By Nivedita Bhattacharjee
CHICAGO (Reuters) - Groupon India has removed at least two deals for clothes by retailers American Eagle Outfitters Inc
"The retailer is not authorized to sell this product, we will investigate the situation to determine appropriate next steps," American Eagle Outfitters spokesperson Rachel DiCarlo told Reuters in an email. She said the company could not be specific at this time about whether it will pursue legal charges.
Crazeal.com, a Groupon-owned Indian web site that offers daily deals on items ranging from clothing to spa deals to vacations, did not respond to an email seeking comment, but its parent company, Groupon, said they have taken the deal away.
Crazeal offered deals to sell American Eagle linen shirts, Abercrombie & Fitch T shirts and Hollister socks on its website at discounts of more than 50 percent.

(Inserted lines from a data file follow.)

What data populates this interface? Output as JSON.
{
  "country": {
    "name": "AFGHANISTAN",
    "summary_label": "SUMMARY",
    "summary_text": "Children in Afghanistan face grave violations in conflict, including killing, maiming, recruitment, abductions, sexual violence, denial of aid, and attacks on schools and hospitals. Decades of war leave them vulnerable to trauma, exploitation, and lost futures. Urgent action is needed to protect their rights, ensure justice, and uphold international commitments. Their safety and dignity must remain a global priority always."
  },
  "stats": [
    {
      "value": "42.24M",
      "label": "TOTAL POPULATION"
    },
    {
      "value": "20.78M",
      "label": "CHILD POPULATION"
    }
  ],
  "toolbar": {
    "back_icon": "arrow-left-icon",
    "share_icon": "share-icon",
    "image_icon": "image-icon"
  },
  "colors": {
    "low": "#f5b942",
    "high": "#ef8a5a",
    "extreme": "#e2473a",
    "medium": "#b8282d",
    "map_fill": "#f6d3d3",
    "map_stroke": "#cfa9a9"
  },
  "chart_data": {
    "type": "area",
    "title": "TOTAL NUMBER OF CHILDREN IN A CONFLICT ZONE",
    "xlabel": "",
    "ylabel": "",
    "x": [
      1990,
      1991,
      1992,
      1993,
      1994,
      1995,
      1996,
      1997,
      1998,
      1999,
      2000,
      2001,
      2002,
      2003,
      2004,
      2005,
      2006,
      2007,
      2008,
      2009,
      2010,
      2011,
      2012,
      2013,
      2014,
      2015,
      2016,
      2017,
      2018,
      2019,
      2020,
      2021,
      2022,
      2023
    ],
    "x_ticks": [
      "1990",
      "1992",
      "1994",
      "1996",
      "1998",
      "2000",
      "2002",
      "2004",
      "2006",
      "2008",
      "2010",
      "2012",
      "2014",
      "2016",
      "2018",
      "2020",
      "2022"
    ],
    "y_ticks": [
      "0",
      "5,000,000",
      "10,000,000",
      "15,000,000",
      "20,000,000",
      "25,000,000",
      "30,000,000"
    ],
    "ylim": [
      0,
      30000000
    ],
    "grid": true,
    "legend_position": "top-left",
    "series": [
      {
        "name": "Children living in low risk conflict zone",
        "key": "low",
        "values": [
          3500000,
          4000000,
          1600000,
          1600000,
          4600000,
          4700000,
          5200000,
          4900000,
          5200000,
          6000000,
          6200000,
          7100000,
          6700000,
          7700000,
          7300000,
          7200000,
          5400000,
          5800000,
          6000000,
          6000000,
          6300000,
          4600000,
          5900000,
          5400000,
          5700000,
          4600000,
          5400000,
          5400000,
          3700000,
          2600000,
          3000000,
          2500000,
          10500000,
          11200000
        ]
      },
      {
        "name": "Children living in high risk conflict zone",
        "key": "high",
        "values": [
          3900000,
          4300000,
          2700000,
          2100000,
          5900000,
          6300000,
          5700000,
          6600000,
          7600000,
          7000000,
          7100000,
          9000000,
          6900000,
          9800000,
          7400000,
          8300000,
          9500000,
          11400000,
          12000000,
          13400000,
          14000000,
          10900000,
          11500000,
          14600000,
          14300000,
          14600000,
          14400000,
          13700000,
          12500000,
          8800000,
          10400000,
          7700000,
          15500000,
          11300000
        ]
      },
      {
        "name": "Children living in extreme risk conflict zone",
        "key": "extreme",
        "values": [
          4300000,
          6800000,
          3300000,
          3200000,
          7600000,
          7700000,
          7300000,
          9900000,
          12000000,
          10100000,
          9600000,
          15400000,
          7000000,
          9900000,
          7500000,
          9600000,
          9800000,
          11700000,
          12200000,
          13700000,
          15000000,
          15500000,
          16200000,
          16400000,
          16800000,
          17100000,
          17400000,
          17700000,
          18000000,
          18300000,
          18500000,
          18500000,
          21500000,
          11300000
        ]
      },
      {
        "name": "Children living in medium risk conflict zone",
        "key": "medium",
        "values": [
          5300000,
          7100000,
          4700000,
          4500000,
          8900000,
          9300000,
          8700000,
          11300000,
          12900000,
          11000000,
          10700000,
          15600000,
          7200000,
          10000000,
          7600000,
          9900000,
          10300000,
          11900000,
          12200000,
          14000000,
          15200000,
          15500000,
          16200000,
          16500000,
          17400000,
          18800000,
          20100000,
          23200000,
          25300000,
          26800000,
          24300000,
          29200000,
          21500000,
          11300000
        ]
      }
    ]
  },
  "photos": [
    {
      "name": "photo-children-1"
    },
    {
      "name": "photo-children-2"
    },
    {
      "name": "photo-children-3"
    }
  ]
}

"We were led to believe that the products sold by our partner were authorized by American Eagle, but upon review, have determined that they do not possess those rights. Because of the error, we have immediately removed the deal from our site," a Groupon spokesperson told Reuters.
Groupon later said it had removed the deal offering Abercrombie & Fitch T shirts while it verifies the reseller certificate.
Groupon, a daily deals website was started by music graduate Andrew Mason. As a private company, Groupon was one of the fastest-growing businesses in history and in November pulled off one of the largest Internet IPOs of the past decade, valuing the company at well over $10 billion. It bought the Indian website, then called sosasta.com, in 2011.
Neither American Eagle nor Abercrombie have a presence in the Indian market. Online retailers often sell dated merchandise from international brands in markets where there is demand, but they have to make sure their suppliers are authorized to sell the merchandise in those countries.
International retailers have been eyeing the Indian market for years now, but various laws and regulations make it difficult for them to break into the territory.